Я кладу перо и жду, когда высохнут чернила. Приятно видеть, что буквы ровны и аккуратны. Я учился каллиграфии под критическим взором людей, убедивших короля, что такой почерк должен стать образцом для всего королевства. Выпрямившись на табурете, даю отдохнуть занемевшей спине и стараюсь не обращать внимания на бессвязное бормотание справа. Ирландский священник рядом, краснощекии и плешивый, имеет неприятную привычку разговаривать за столом сам с собою. Сейчас середина января, королевскую канцелярию в Ахене наполняют сквозняки, и каждые несколько минут он вытирает сопли рукавом своей рясы. Священник записывает, что видел и слышал при дворе, и уже признался мне, что пишет биографию нашего господина и хозяина.
— Я назову ее «Житие короля Карла», — сказал он на латыни, но с мелодичным акцентом, характерным для жителей его острова.
«Скучное название для такой красочной темы», — подумал я, но ограничился вопросом, почему он взялся за этот труд, когда писцам имперского секретариата платят за составление официальных документов.
— Дорогой мой Зигвульф, — ответил он, — мудрость древних говорит нам, что когда умирает великий человек, история его деяний заслуживает большего, чем просто плесневеть в архивах. Жизнь великих должна быть запечатлена в классической прозе, бессмертной и вдохновляющей.
«Интересно, насколько живой будет его проза», — думаю я, когда он, шмыгая носом, добавляет:
— Бог даст, мою книгу станут читать и перечитывать грядущие поколения. Это будет не какая-то причудливая байка, чтобы рассказывать у очага или напевать на простенький мотив, который быстро теряется из памяти.
Конечно, он заблуждается. Устные сказки могут оказаться живее написанных пером, и живут они не меньше записанных, как я знаю по своему опыту, а запоминаются большим числом людей.
Однако презрительное замечание священника заронило мне в голову мысль: написать историю о храбром благородном рыцаре, который был моим покровителем и другом.
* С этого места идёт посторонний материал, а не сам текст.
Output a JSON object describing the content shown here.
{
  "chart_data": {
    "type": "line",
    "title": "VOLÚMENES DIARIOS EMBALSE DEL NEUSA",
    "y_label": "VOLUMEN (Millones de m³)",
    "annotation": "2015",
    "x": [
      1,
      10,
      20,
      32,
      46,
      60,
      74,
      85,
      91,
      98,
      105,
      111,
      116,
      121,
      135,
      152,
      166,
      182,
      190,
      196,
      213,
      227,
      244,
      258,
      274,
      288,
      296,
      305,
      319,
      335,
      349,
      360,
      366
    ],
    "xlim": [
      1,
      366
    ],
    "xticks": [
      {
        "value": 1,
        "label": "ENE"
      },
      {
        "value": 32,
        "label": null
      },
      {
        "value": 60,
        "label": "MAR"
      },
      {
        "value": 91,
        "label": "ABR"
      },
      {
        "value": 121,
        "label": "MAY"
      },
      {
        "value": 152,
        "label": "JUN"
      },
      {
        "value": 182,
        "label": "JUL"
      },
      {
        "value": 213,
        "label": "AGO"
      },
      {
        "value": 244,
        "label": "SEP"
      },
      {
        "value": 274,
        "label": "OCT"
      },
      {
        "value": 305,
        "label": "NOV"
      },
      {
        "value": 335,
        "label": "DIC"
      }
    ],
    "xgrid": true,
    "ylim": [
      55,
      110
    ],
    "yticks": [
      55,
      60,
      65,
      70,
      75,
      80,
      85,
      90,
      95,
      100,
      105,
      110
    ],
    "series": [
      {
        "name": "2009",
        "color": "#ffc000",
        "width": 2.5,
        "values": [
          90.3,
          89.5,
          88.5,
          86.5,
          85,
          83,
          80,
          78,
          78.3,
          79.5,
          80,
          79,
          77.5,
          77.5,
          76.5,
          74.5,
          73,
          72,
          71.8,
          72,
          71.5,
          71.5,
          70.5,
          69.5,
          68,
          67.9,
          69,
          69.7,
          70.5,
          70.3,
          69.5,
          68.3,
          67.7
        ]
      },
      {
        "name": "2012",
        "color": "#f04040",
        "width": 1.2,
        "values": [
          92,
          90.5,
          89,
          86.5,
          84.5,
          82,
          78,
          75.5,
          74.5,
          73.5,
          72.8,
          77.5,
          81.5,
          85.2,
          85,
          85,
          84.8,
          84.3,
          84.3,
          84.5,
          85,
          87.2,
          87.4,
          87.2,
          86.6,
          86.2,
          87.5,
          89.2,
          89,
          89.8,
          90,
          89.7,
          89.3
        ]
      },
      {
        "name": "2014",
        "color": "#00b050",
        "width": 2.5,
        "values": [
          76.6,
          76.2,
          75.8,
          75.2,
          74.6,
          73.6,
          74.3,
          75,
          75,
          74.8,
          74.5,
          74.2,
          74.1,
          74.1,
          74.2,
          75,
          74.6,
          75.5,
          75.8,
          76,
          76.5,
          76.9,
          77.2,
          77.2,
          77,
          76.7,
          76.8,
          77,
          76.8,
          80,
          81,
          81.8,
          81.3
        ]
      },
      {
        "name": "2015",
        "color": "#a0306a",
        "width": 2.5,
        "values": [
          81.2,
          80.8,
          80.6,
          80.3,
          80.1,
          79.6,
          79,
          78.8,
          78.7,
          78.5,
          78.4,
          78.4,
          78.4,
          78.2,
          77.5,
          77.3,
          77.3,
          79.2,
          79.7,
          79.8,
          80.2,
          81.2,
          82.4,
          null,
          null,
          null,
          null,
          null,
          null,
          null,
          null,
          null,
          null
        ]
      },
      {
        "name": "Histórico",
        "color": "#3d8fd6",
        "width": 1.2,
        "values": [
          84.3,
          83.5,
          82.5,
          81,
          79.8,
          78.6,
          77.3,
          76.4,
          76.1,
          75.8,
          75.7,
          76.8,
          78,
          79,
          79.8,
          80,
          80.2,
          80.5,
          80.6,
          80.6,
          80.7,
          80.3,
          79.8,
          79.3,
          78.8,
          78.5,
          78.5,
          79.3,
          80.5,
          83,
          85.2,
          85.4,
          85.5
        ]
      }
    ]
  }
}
И к тому же спас мне жизнь. Этой историей я запечатлею яркую память о нем. Временами он бывал высокомерным, мстительным, упертым и жадным до богатств, и все же все признают, что его смерть стала трагической утратой. Мало кто знает, если вообще знает кто-нибудь, что я покинул друга в его смертный час. Вот почему эта книга, дань уважения рыцарю, начинается с того, что я упомянул о его смерти.
Я все еще скорблю по нему.
ГЛАВА 1
— Беги! Спасай свою жизнь, дурак! — кричал мужчина.
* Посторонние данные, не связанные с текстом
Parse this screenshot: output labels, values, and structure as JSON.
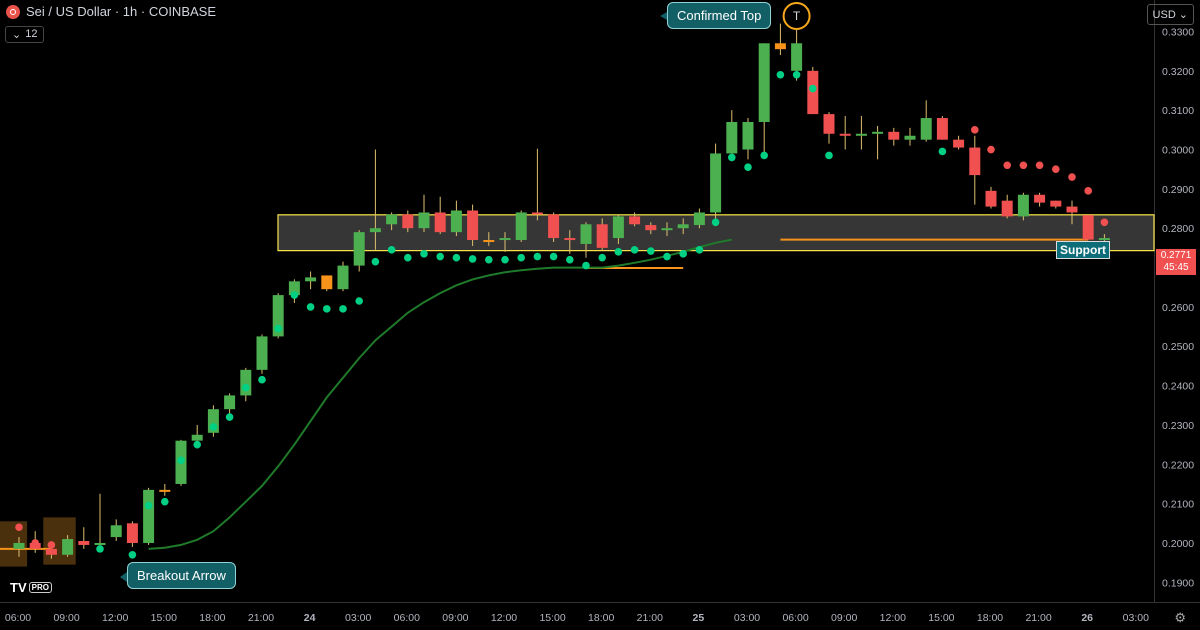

Он был моим телохранителем, потому что дал королю клятву, что будет защищать его сына. Он схватил меня за руку и отвернул от страшного зрелища, а потом с силой толкнул в спину. Чудом удалось не потерять равновесия. Вскоре он сам последовал своему совету и стремглав пронесся мимо, бросив щит и меч. Я тупо стоял на месте, в голове звенело от удара, наверное, камень из пращи попал в шлем. За спиной слышались крики и улюлюканье мерсийцев. Они сломали наш непрочный строй с первого наскока. Большинство наших солдат вышли на бой со своими саксами, хотя от того, как они сжимали их в руках, казалось, что они пришли подстригать кусты, а не использовать по прямому назначению это смертоносное оружие, от которого и произошло имя нашего народа — саксы. Другие пришли с палицами, дубинами и топорами для колки дров. Некоторые принесли луки с горсткой стрел, больше подходящие для охоты на некрупную дичь. Никто не подумал захватить запасные тетивы. Я заметил одного, вооруженного лишь цепом для молотьбы. Король не должен был посылать таких людей в бой.
Наш план был — остановить мерсийцев на гребне холма. Выстроившись в два ряда, плечом к плечу, мы издали воинственный клич и стали потрясать своим жалким оружием, больше для того, чтобы поднять собственный дух, чем бросая действительный вызов врагам. Стоял солнечный весенний день, и по долине скользили тени от облаков. Ветерок доносил соленый запах с моря и развевал знамя нашего рода с черными оленьими рогами на желтом поле. Отец двигался верхом вдоль боевого строя, но лишь пара воинов прокричали что-то бодрое. Стоило только сравнить его клячу с мощным конем мерсийского военачальника у подножия холма, чтобы понять разницу в силах. Мой дядя Кинерик и два брата занимали места в первой шеренге. Я же, как младший сын короля, расположился чуть позади. Моей обязанностью было руководить нашим жалким резервом — парой десятков пожилых крестьян и таким же количеством домашних рабов.
Единственным нашим преимуществом был склон холма. Мы полагали, что мерсийцы не рискнут спускаться по такому крутому склону, но они решились. На нас ринулась устрашающая масса топающих и улюлюкающих воинов, стуча тяжелыми железными мечами по обитым кожей щитам. Одержав уже дюжину побед над такими же незначительными королевствами, как у моего отца, и вдвое превосходя нас числом, они чувствовали себя уверенно.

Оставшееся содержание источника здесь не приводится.